President Joe Biden is taking executive action to protect the undocumented spouses of U.S. citizens — a move that would protect about 500,000 immigrants from deportation.
The White House announced the election-year policy on Tuesday, framing it “New measure to keep families together.” NBC News reported last week that a measure to protect spouses could be announced soon as immigration advocates and Democratic lawmakers and the president court Latino voters in key battleground states.
The new policy would allow noncitizens who have been in the country for at least 10 years and are married to a U.S. citizen and their children to apply for permanent residency without leaving the country.
During a ceremony at the White House, Biden called the steps a “common solution” to a system that is “complicated, dangerous and separating families.”
He emphasized that the order will come into effect this summer and will not benefit people who have recently arrived in the country.
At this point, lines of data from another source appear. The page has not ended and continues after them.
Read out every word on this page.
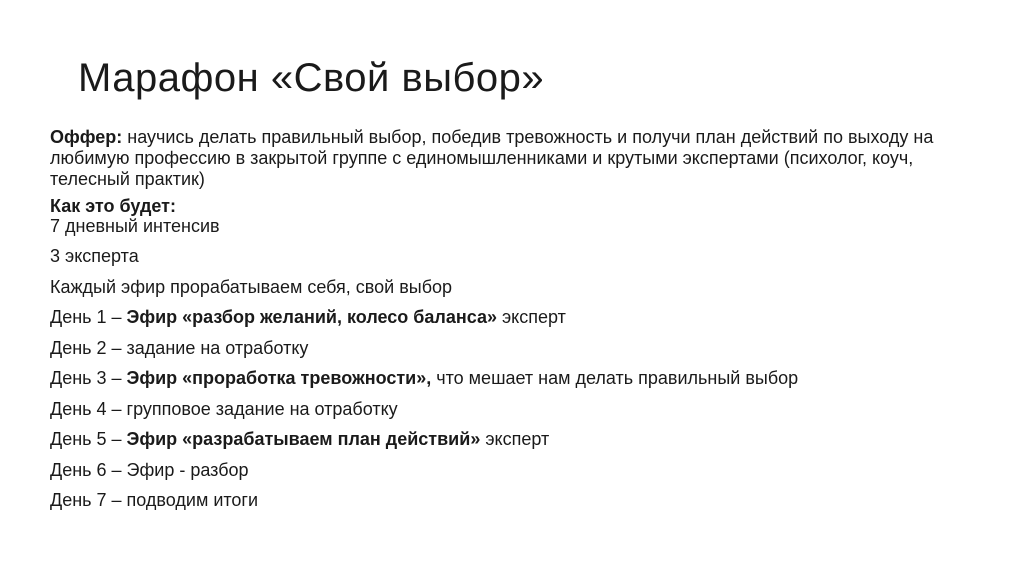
Марафон «Свой выбор»
Оффер: научись делать правильный выбор, победив тревожность и получи план действий по выходу на любимую профессию в закрытой группе с единомышленниками и крутыми экспертами (психолог, коуч, телесный практик)
Как это будет:
7 дневный интенсив
3 эксперта
Каждый эфир прорабатываем себя, свой выбор
День 1 – Эфир «разбор желаний, колесо баланса» эксперт
День 2 – задание на отработку
День 3 – Эфир «проработка тревожности», что мешает нам делать правильный выбор
День 4 – групповое задание на отработку
День 5 – Эфир «разрабатываем план действий» эксперт
День 6 – Эфир - разбор
День 7 – подводим итоги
Instead, it will help people and their family members who “pay taxes and contribute to our country”.
“This is the biggest thing since DACA,” said one source familiar with the matter, an immigration attorney.
The Deferred Action for Childhood Arrivals program announced by then-President Barack Obama in 2012 allowed immigrants who came to the U.S. illegally as children to stay in the country.
Foreshadowing possible battles over policy, the White House has been keen to emphasize that it has been tough on illegal border crossings and has worked to dismantle people-smuggling networks.
“The president believes that securing the border is necessary,” it said in a news release Tuesday outlining the new measure.
“He believes in expanding legal pathways and keeping families together, and immigrants who have been in America for decades, pay taxes and contribute to their communities, are part of our nation’s social fabric,” the statement said.
Eligible spouses have been in the United States for an average of 23 years, the report added.
The program would ease the path to green cards and U.S. citizenship for some undocumented immigrants.
Sources also say undocumented spouses will be allowed to obtain work permits on a case-by-case basis.
The move includes plans to allow DACA recipients who graduate from higher education and seek work in the same field to quickly obtain work visas.
Republicans, including former President Donald Trump, blasted the executive action.
Speaking at a campaign rally in Wisconsin, Trump said if elected in November, Biden’s new immigration policy would be immediately “torn down.”
The presumptive Republican nominee for president has made immigration and border issues a cornerstone of his campaign.
House Speaker Mike Johnson, R-La., tore into the administration’s announcement, saying it would “provide amnesty to hundreds of thousands of illegal aliens” and “encourage more illegal immigration and endanger Americans.”
The new plan is expected to be challenged in court.
Noting the potential for lawsuits, Senate Majority Whip Dick Durbin, D-Ill., chairman of the Senate Judiciary Committee, said in a statement that “the only course of action that would fully allow these individuals to root out, to begin with, is to enact legislation.” Families need to further their education and continue to contribute to our society without fear of deportation.” But he also acknowledged that getting the bill through Congress is unlikely given Republican opposition to previous immigration changes.